The United States and Britain said a bomb may have brought down a Russian airliner which crashed in Egypt, as the Islamic State group insisted it caused the disaster.
Britain and Ireland suspended flights to and from the Egyptian Red Sea resort of Sharm el-Sheikh, where the plane took off on Saturday bound for Saint Petersburg before crashing minutes later, killing all 224 people on board.
"A bomb is a highly possible scenario," a US official told AFP. "It would be something that ISIL would want to do," he added, using an alternate name for the Islamic State (IS) group.
British Prime Minister David Cameron's office said that "as more information has come to light, we have become concerned that the plane may well have been brought down by an explosive device".
The move comes as Egyptian President Abdel Fattah al-Sisi is set to hold talks with Cameron in London on Thursday, during his first visit to Britain since he led the army's overthrow of his predecessor Mohamed Morsi.
In Russia, authorities are expected to bury the first victim of the crash — the country's deadliest air disaster.

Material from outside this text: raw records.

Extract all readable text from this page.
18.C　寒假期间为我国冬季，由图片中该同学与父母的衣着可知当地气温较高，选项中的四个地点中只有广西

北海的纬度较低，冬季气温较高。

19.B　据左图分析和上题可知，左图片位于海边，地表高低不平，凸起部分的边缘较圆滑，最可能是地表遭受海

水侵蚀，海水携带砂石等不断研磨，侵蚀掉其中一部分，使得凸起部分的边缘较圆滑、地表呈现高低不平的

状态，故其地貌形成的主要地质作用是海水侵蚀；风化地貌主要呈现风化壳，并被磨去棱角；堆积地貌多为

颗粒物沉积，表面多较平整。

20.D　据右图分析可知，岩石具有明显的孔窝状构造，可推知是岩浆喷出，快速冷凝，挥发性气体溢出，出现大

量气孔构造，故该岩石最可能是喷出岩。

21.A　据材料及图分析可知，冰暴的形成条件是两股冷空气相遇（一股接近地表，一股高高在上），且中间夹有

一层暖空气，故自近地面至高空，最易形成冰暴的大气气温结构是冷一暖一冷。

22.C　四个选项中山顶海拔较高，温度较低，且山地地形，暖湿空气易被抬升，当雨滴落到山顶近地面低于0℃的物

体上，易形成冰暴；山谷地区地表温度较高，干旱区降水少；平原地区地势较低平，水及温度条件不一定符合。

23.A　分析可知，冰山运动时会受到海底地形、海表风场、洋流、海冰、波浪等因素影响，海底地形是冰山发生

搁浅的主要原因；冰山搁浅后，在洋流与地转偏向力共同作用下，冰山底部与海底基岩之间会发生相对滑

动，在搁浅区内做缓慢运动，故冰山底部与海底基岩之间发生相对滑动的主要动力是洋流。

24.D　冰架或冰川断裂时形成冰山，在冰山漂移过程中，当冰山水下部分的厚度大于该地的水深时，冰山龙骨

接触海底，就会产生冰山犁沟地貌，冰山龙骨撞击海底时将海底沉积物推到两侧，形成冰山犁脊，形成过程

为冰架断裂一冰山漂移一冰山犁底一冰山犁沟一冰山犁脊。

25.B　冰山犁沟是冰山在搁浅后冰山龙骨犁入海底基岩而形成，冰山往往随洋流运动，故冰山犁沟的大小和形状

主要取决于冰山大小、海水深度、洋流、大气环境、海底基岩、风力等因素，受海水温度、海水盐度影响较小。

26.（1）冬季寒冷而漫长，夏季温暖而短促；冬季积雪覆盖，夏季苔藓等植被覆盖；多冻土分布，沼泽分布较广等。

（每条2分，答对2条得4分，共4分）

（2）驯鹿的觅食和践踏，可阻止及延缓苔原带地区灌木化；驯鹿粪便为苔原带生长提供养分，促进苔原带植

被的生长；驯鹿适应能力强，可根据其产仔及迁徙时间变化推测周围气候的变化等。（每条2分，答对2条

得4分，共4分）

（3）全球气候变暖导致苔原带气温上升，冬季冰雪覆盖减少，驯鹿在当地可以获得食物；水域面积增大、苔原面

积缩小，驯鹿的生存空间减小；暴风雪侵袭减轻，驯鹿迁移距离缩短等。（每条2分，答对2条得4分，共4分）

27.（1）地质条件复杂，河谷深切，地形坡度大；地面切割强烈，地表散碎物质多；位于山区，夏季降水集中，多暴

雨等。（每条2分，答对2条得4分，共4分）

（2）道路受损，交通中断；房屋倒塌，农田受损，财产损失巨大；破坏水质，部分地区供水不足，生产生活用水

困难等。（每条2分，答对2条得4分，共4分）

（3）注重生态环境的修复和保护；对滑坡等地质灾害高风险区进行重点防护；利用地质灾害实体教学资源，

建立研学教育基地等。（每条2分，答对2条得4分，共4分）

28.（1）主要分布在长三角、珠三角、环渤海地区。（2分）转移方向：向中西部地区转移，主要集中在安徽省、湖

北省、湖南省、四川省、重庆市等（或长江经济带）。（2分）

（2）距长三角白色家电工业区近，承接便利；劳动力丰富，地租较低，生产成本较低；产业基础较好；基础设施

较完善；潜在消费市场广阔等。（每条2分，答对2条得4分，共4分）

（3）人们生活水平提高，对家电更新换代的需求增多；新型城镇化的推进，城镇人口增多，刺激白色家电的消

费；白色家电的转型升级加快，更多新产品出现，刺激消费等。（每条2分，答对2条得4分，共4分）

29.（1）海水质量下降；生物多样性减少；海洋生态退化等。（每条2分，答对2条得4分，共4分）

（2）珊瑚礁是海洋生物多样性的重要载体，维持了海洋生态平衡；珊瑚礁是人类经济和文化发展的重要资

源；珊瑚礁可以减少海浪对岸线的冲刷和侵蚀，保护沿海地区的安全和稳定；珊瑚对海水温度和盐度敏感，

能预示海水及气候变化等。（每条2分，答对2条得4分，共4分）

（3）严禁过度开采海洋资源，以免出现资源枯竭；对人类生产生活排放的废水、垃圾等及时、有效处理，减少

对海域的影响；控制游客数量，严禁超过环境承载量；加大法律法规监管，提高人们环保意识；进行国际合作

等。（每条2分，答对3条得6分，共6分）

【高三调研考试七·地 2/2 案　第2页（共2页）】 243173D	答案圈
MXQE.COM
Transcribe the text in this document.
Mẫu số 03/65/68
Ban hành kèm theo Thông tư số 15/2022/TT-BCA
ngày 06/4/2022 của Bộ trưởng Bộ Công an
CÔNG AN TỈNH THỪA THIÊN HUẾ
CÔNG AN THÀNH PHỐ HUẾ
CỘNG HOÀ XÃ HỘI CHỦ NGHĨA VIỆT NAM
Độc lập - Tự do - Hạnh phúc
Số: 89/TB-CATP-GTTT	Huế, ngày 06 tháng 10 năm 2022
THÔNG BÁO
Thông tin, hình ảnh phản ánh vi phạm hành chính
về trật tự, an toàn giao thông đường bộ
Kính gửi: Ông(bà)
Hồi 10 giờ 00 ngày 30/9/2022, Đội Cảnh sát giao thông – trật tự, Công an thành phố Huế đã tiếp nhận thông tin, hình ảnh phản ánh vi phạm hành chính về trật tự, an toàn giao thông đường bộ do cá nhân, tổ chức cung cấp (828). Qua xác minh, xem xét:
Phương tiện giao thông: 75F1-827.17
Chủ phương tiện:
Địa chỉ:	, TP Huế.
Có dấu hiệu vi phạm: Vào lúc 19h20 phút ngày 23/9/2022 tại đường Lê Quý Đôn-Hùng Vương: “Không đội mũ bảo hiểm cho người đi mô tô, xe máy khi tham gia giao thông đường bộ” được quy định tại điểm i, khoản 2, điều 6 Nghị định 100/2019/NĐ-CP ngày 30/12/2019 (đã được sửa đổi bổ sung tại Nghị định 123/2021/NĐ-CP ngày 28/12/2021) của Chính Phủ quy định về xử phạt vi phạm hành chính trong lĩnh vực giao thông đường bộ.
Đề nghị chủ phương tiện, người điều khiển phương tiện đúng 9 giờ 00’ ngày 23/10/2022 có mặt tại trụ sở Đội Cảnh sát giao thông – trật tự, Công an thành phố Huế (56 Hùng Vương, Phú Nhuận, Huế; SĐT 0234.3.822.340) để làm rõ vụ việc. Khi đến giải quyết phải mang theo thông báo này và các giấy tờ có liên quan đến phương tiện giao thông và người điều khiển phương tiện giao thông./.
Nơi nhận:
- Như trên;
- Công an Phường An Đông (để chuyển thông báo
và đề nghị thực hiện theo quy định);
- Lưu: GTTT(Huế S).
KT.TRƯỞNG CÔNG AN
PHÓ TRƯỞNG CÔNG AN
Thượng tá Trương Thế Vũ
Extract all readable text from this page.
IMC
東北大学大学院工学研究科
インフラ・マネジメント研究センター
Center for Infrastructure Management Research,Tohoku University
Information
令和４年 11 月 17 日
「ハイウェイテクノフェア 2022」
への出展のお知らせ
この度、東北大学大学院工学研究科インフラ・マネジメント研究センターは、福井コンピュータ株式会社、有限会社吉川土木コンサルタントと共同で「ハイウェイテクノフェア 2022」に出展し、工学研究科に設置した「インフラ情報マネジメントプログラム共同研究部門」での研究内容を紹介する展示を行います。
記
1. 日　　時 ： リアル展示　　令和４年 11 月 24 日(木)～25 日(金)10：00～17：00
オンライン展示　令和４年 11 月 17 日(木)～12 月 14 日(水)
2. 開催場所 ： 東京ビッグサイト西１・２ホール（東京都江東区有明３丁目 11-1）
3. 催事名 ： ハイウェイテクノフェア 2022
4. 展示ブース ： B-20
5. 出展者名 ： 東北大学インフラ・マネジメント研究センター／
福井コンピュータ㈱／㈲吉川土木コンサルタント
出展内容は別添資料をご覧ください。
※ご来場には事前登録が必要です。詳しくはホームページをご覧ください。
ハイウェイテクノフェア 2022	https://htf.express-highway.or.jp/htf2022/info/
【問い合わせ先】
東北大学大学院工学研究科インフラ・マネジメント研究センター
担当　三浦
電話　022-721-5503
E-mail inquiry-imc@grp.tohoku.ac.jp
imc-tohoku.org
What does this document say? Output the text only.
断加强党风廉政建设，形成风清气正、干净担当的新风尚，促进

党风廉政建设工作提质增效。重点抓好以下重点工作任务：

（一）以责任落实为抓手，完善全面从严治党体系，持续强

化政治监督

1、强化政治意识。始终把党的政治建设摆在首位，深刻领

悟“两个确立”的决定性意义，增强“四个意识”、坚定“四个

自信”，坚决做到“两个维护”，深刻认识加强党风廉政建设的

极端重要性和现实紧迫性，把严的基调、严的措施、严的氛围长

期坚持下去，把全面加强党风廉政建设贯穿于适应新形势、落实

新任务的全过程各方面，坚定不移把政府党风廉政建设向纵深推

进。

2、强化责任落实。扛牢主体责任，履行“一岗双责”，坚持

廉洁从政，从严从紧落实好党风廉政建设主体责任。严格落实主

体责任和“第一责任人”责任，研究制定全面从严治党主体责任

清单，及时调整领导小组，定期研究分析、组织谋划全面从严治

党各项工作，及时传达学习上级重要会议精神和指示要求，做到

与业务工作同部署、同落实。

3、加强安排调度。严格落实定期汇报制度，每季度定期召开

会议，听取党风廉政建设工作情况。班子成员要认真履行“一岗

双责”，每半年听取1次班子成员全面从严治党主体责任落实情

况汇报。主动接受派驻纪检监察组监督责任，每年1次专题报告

Moscow and Cairo both dismissed IS's initial claim it brought down the Airbus A-321 in Egypt's restive Sinai Peninsula, but the jihadists on Wednesday again insisted they were responsible and promised to reveal how.
If confirmed, it would be the first time the militant group, which controls vast tracts of Syria and Iraq, has bombed a passenger plane.
Egyptian officials said investigators probing the plane's black boxes had extracted the data from one of them for analysis, but added the other had been damaged and required a lot of work.
Prove we didn't
In a new statement Wednesday, IS again insisted it had brought down the plane — and challenged sceptics to prove otherwise.
"Prove that we didn't bring it down, and how it came down. We will detail how it came down at the time of our choosing," the group said in an audio statement posted online.
The IS affiliate in Egypt is waging a bloody insurgency in the north of the Sinai Peninsula that has killed hundreds of policemen and soldiers.
On Wednesday, it claimed responsibility for a suicide car bombing on a police social club in Arish, which the official MENA news agency said killed four policemen.
IS has deployed shoulder-fired anti-aircraft missiles in the past, but they are not known to possess weapons that could bring down an airliner at high altitude.
Egypt has played down the possibility of a bomb attack and stressed the need to wait for the results of an international investigation, keen to preserve the country's economically vital tourism sector.
British Foreign Secretary Philip Hammond said an estimated 20,000 Britons currently in the Red Sea resort of Sharm el-Sheikh will be helped to leave.
"There is a significant possibility that the crash was caused by an explosive device on board the aircraft," he said after an emergency cabinet meeting.
Cameron's office said he and Sisi had agreed on the need for tight security at Sharm el-Sheikh airport, and British aviation experts have been dispatched to the resort to assess security.
First Russian victims buried
Russian airline Kogalymavia, which operated the plane, has ruled out a technical fault or human error, drawing fire from the head of Russia's aviation authority for a "premature" assessment.
Experts say the fact that debris and bodies were strewn over a wide area indicated the aircraft disintegrated in mid-air, meaning the crash was likely caused by either a technical fault or a bomb on board.
Flight KGL9268 was flying at an altitude of 30,000 feet (9,144 metres) when it lost contact with authorities, 23 minutes after takeoff.
A US military satellite picked up a heat flash at the time of the crash that could point to a catastrophic event during the flight, US media reported.
Russian President Vladimir Putin has described the crash as a "huge tragedy", and the first victim was expected to be buried on Thursday.
Relatives of the victims have begun identifying the bodies after two planes delivered the remains of many to Saint Petersburg.
In the city centre, about 300 people attended a vigil for the dead on Wednesday.